The assets include 66,000 net acres, current production of 2,000 barrels of oil per day (MBOE/d) and proved reserves of 8.4 MMBOE, as of Oct. 1.
Cabot sold its assets in the Marmaton play in Oklahoma and Texas for $160.1 million to Chaparral Energy, a privately held company. The Marmaton oil sale is expected to close on Dec. 18. COG sold its West Texas legacy conventional properties to an undisclosed buyer for $28.0 million.

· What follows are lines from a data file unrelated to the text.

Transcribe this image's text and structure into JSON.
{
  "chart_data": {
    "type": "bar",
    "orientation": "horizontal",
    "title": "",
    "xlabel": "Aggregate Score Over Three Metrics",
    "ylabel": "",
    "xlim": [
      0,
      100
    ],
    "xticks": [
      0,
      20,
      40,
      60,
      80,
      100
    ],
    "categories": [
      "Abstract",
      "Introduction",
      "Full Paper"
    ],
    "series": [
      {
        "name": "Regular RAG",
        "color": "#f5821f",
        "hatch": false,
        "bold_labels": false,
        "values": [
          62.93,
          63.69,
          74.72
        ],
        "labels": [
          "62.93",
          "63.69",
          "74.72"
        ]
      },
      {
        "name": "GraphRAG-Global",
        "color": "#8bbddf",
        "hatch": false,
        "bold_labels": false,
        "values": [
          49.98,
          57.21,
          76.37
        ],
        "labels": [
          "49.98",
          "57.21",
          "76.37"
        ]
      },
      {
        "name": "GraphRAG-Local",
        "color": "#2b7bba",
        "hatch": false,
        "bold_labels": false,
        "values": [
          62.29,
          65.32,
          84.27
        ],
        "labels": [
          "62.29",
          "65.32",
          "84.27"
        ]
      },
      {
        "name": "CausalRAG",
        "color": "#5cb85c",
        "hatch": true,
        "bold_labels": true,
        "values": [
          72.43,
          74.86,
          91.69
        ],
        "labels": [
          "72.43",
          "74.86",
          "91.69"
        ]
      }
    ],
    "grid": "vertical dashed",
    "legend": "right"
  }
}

The assets include current production of approximately 260 BOE/d and proved reserves of 1.5 MMBOE, as of 2012 year-end.
The transactions averaged an implied valuation of $19 per proved BOE, $83,230 per flowing BOE/d of production and $2,850 per acre, said Gabriele Sorbara, an analyst with Topeka Capital Markets.
“These are great metrics for non-core assets, especially when considering the potential value creation to COG from redeploying the proceeds to the Marcellus shale, with IRRs north of 100%, and the Eagle Ford shale, with IRRs north of 50%,” he said.
Cabot can likely make up the lost production with an acceleration of the Marcellus shale and/or Eagle Ford shale “as the proceeds are more than enough to add a full-time rig in the play,” Sorbara said.
Evercore acted as financial advisor to Cabot on the transactions.